The Affordable Care Act’s (ACA) “risk adjustment” program is intended to incentivize health insurers to cover individuals with pre-existing and chronic conditions by collecting money from insurers with relatively healthy enrollees to offset the costs of other insurers with sicker ones.

President Donald Trump’s administration has used its regulatory powers to undermine the ACA on multiple fronts after the Republican-controlled Congress last year failed to repeal and replace the law propelled by Democratic President Barack Obama. About 20 million Americans have received health insurance coverage through the program known as Obamacare.

America’s Health Insurance Plans (AHIP), a trade group representing insurers offering plans via employers, through government programs and in the individual marketplace, said the CMS suspension would create a “new market disruption” at a “critical time” when insurers are setting premiums for next year.

“It will create more market uncertainty and increase premiums for many health plans – putting a heavier burden on small businesses and consumers, and reducing coverage options.

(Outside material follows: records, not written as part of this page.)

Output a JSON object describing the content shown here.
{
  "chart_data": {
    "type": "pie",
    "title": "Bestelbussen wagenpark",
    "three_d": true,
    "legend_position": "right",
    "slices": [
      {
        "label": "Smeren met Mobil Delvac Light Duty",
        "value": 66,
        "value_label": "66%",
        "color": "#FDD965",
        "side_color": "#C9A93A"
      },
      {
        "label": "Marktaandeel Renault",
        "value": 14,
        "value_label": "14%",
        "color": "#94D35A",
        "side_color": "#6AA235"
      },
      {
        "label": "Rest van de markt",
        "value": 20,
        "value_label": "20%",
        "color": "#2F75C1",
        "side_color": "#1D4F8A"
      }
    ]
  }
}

And costs for taxpayers will rise as the federal government spends more on premium subsidies,” AHIP said in a statement.

It could also encourage more insurers to bow out of Obamacare.

“This is occurring right at the time of year that people (insurers) are making decisions about whether to participate in the exchanges and what premiums to charge if they do,” said Eric Hillenbrand, a managing director at consultancy AlixPartners. “This will affect their thinking on both of those decisions.”

The Centers for Medicare and Medicaid Services (CMS), which administers ACA programs, said on Saturday that months-old conflicting court rulings related to the risk adjustment formula prevent them from making payments.

CMS was referring to a February ruling from a federal court in New Mexico that invalidated the risk adjustment formula, and a January ruling from a federal court in Massachusetts that upheld it.

CMS administrator Seema Verma said in a statement the administration was “disappointed” in the February ruling and that CMS has asked the court to reconsider and “hopes for a prompt resolution that allows CMS to prevent more adverse impacts on Americans.”

But supporters of the ACA criticized the CMS announcement as the latest move by the Trump administration to undermine Obamacare.

“We urge the Trump administration to back off of this dangerous and destabilizing plan, and instead begin working on bipartisan solutions to make coverage more affordable,” said Brad Woodhouse, the executive director of Protect Our Care, a progressive group that supports Obamacare.

The administration has made several other moves in recent years to scale back or halt implementation of certain aspects of the ACA.

Late last year, it said it would halt so-called cost-sharing payments, which offset some out-of-pocket healthcare costs for low-income patients.

It has also scaled back the advertising budget for Obamacare healthcare plans during the open-enrollment period by about 90 percent.

“What you are effectively doing is dismantling pieces of [the ACA] without replacing them,” Hillenbrand said. “It moves us back to some extent to the status quo where people with pre-existing conditions found it very difficult to get insurance.”